Berlin Film Festivali’nde FIPRESCI Ödülü alan "Okul Tıraşı" adlı filmin yönetmeni Ferit Karahan, filmin ilk yarım saatinin distopya olarak izlendiğini belirterek, "Bizim gerçeğimiz onlar için distopya" diye konuştu.
Cumhuriyet'ten Emrah Kolukısa'ya konuşan Ferit Karahan, en büyük zorluklarının film yapmak olmadığını, yaptıkları filmleri insanlara izletebilmek olduğunu dile getirdi.
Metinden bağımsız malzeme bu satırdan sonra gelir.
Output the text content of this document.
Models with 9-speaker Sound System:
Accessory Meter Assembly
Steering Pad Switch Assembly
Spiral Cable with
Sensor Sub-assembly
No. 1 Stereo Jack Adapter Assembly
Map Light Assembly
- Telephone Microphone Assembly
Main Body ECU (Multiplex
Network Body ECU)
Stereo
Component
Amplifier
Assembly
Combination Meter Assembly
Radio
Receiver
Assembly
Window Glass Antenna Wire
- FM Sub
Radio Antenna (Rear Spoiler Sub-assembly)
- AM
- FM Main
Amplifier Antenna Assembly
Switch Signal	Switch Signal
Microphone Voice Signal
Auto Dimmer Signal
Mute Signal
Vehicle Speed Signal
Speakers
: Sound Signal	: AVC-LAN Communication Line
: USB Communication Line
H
Emrah Kolukısa'nın Ferit Karahan'la yaptığı söyleşiden satır başları şu şekilde:
- Okul Tıraşı'nın hikâyesiyle başlayalım mı? Kişisel tarihinizde nasıl bir yeri var bu filmin? Burada anlatılan çocukluğu yaşadınız mı siz de?
"1993-2000 arası ben de yatılı okulda okudum. O zaman sınav kazanmanız gerekiyordu. Sınavı kazandığımda, biraz da karate filmlerinin etkisinde kalarak karşılaşacağım okulun daha çok bir tapınağa, öğretmenlerin de kung-fu hocalarına benzeyeceğini düşünüyordum. Sizin de gördüğünüz gibi maalesef okul bir tapınağa benzemiyor.Büyük hayal kırıklığına uğramıştım. Sonrasında iki ayrı yatılı okulda altı yıl geçirdim. Yatılı okul bildiğim bir alan ve oraya dair bir film yapmak istemem 2009'a dayanıyor. Küçük parçalar olsa da bu film tamamen kurmaca."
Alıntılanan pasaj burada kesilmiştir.